Könnte er, würde er es vernichten. Zur Zerstörung ist ihm jede Hilfe willkommen. Er wird Spion, tritt in den Dienst einer ausländischen Macht. Mit seinem Bruder Joachim, den er für seine Pläne gewann, geht er an die Organisation.

Joachim, 23 Jahre alt, Versicherungsagent, willigte sogleich ein. Über seine Feigheit, die ihn an der Mitarbeit hätte hindern können, triumphierte sein skrupelloser Leichtsinn. Als Schwächling brach jede Gefühlsargumentation sein Gewissen. Intelligent genug, um zu sehen, wie die Mächtigen die schwersten Verbrechen ungestraft begehen, war er zu zynisch aus Pessimismus, um gegen sie zu kämpfen, wie Michael, sondern er schloß sich ihnen an. Er bediente sich mit Arroganz derselben rücksichtslosen Mittel.
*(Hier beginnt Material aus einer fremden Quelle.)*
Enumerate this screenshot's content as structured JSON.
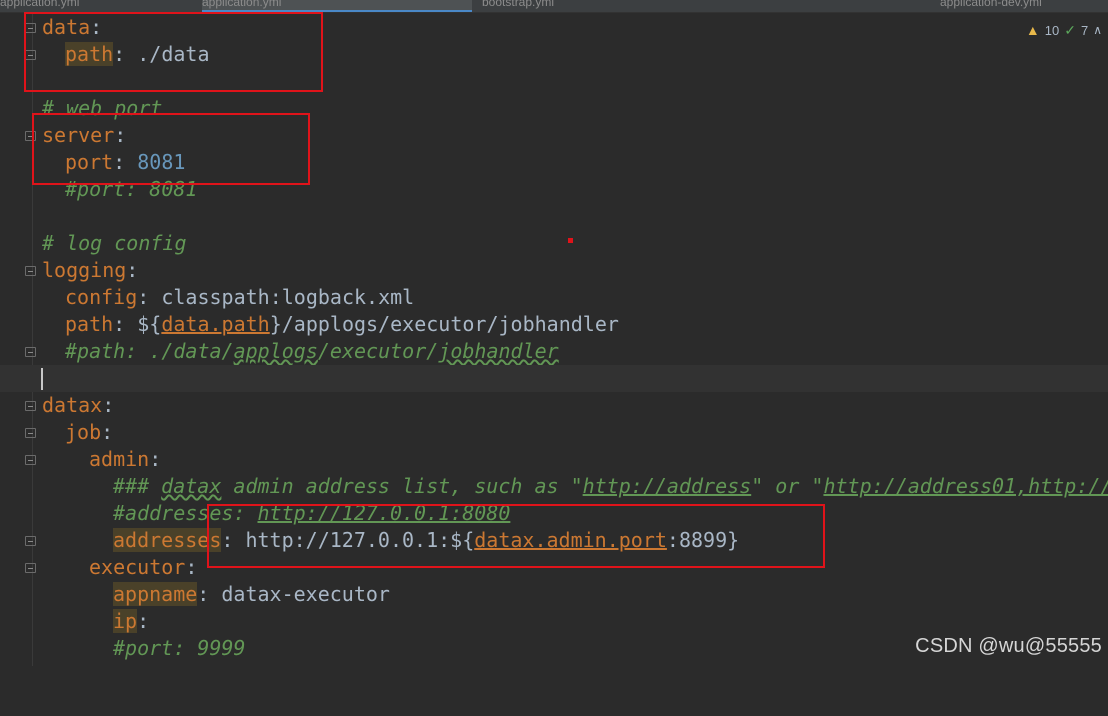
{
  "tabs": [
    {
      "label": "application.yml"
    },
    {
      "label": "application.yml"
    },
    {
      "label": "bootstrap.yml"
    },
    {
      "label": "application-dev.yml"
    }
  ],
  "inspections": {
    "warnings": "10",
    "weak_warnings": "7"
  },
  "code": {
    "l1_key": "data",
    "l1_colon": ":",
    "l2_key": "path",
    "l2_rest": ": ./data",
    "l4_comment": "# web port",
    "l5_key": "server",
    "l5_colon": ":",
    "l6_key": "port",
    "l6_colon": ": ",
    "l6_val": "8081",
    "l7_comment": "#port: 8081",
    "l9_comment": "# log config",
    "l10_key": "logging",
    "l10_colon": ":",
    "l11_key": "config",
    "l11_rest": ": classpath:logback.xml",
    "l12_key": "path",
    "l12_pre": ": ${",
    "l12_ref": "data.path",
    "l12_post": "}/applogs/executor/jobhandler",
    "l13_a": "#path: ./data/",
    "l13_b": "applogs",
    "l13_c": "/executor/",
    "l13_d": "jobhandler",
    "l15_key": "datax",
    "l15_colon": ":",
    "l16_key": "job",
    "l16_colon": ":",
    "l17_key": "admin",
    "l17_colon": ":",
    "l18_a": "### ",
    "l18_b": "datax",
    "l18_c": " admin address list, such as \"",
    "l18_d": "http://address",
    "l18_e": "\" or \"",
    "l18_f": "http://address01,http://",
    "l19_a": "#addresses: ",
    "l19_b": "http://127.0.0.1:8080",
    "l20_key": "addresses",
    "l20_pre": ": http://127.0.0.1:${",
    "l20_ref": "datax.admin.port",
    "l20_post": ":8899}",
    "l21_key": "executor",
    "l21_colon": ":",
    "l22_key": "appname",
    "l22_rest": ": datax-executor",
    "l23_key": "ip",
    "l23_colon": ":",
    "l24_comment": "#port: 9999"
  },
  "watermark": "CSDN @wu@55555",
  "colors": {
    "background": "#2b2b2b",
    "key": "#cc7832",
    "number": "#6897bb",
    "comment": "#629755",
    "text": "#a9b7c6",
    "annotation": "#e0131a"
  }
}
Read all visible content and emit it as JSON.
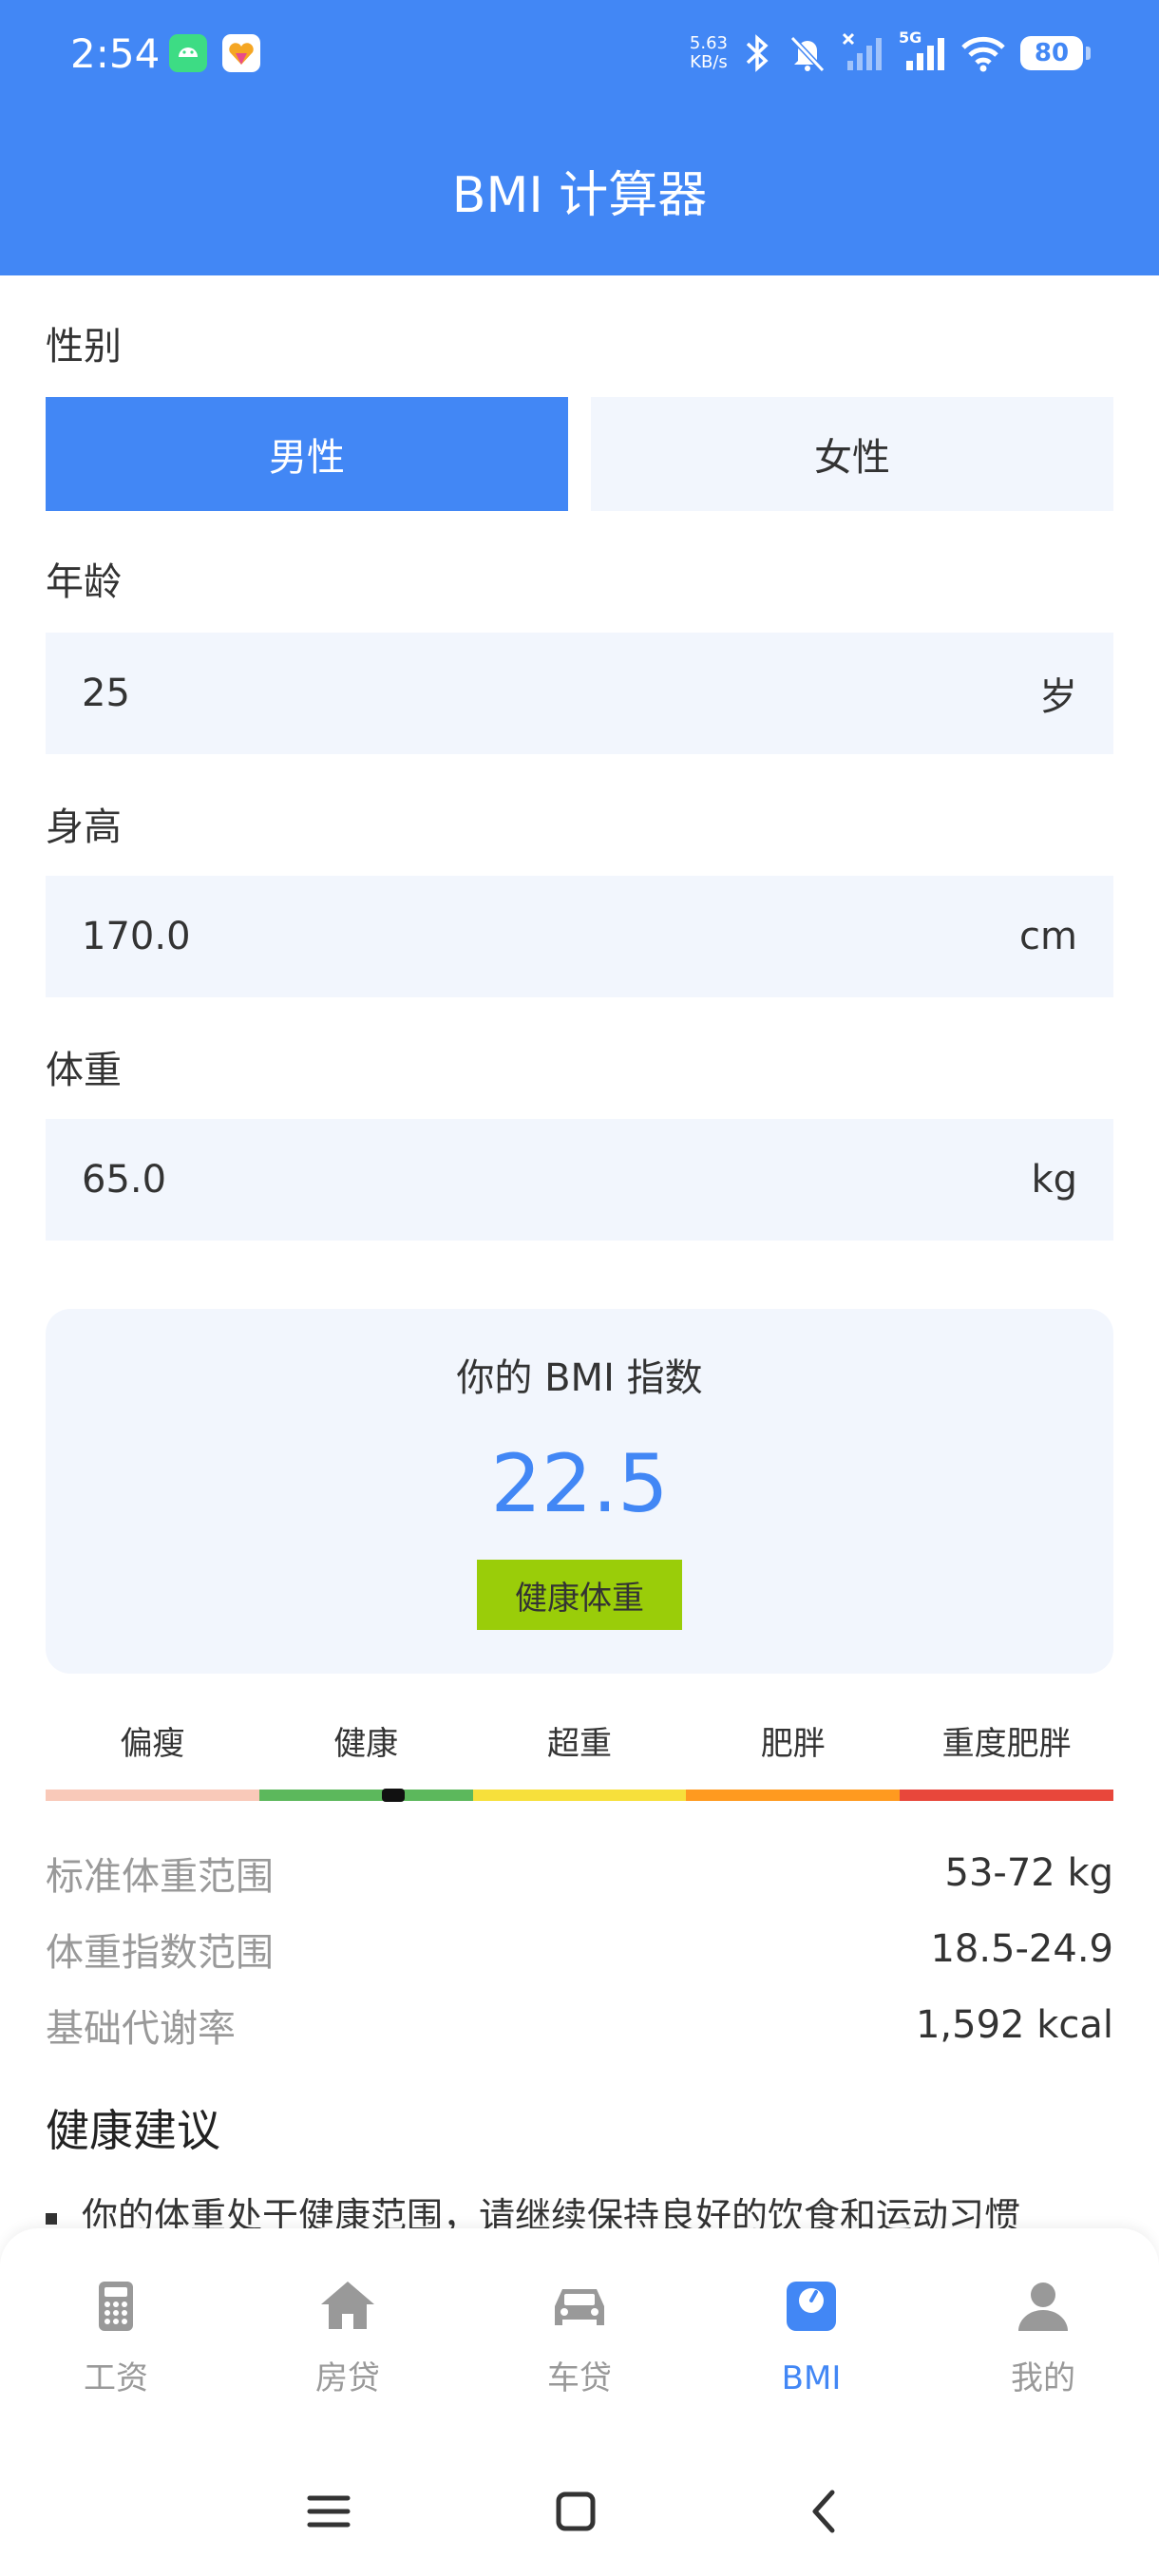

Michael und Joachim überreden nun den jüngsten Bruder, Friedrich, der als Soldat im Fort dient, für sie militärische Dokumente zu stehlen. Friedrich ist 20 Jahre alt und der »tumbe« Ritter seines Regiments. Haben seine Brüder keine bejahende Einstellung zur Gemeinschaft, hatte Michael jedes Zusammengehörigkeitsgefühl überwunden, und Joachim nie eines empfunden, so scheint Friedrich ganz aus Anhänglichkeit, wenn auch, infolge seines zurückgebliebenen Intellekts, nur zur Familie, aus Treue ohne Kritik zu bestehen. Besonders liebt er Michael. Nie hatte er es ihm vergessen, daß er ihn als Junge immer vor seinen Kameraden beschützt hatte. Er empfindet zu ihm gehorsames Vertrauen. Ist bei Michael das Gerechtigkeitsgefühl, bei Joachim ein rattenhafter Selbsterhaltungstrieb, so bei Friedrich das Dankbarkeitsgefühl Hauptmerkmal. Eine Dankbarkeit ohne Unterscheidungsvermögen für die Größe der ihm erwiesenen Wohltat. Und dies ist auch der Grund, weshalb er sogleich einwilligt, die Dokumente zu stehlen. »Er stiehlt sie, weil er den Feldwebel haßt«, meint Joachim.

Die Unterredung der drei Brüder findet in der Wohnung Dianas statt. Dies ist eine ehemalige Schauspielerin, Diana ist ihr Künstlername, ohne jemals irgendwo engagiert gewesen zu sein. Mit nervöser Begierde nach Luxus markiert sie die teuer geborene Hure und ist doch nur eine untalentierte Schauspielerin, die, wenn sie nicht gut gewachsen wäre, im besten Falle Stenotypistin geworden wäre. Sie wird von zwei Männern, die geschäftlich miteinander zusammenarbeiten, ausgehalten, nämlich von einem alten hypochondryschen Börsianer und einem dicken, feisten Warenhausinhaber, der sich aus Armut emporarbeitete, und stolz auf Diana ist.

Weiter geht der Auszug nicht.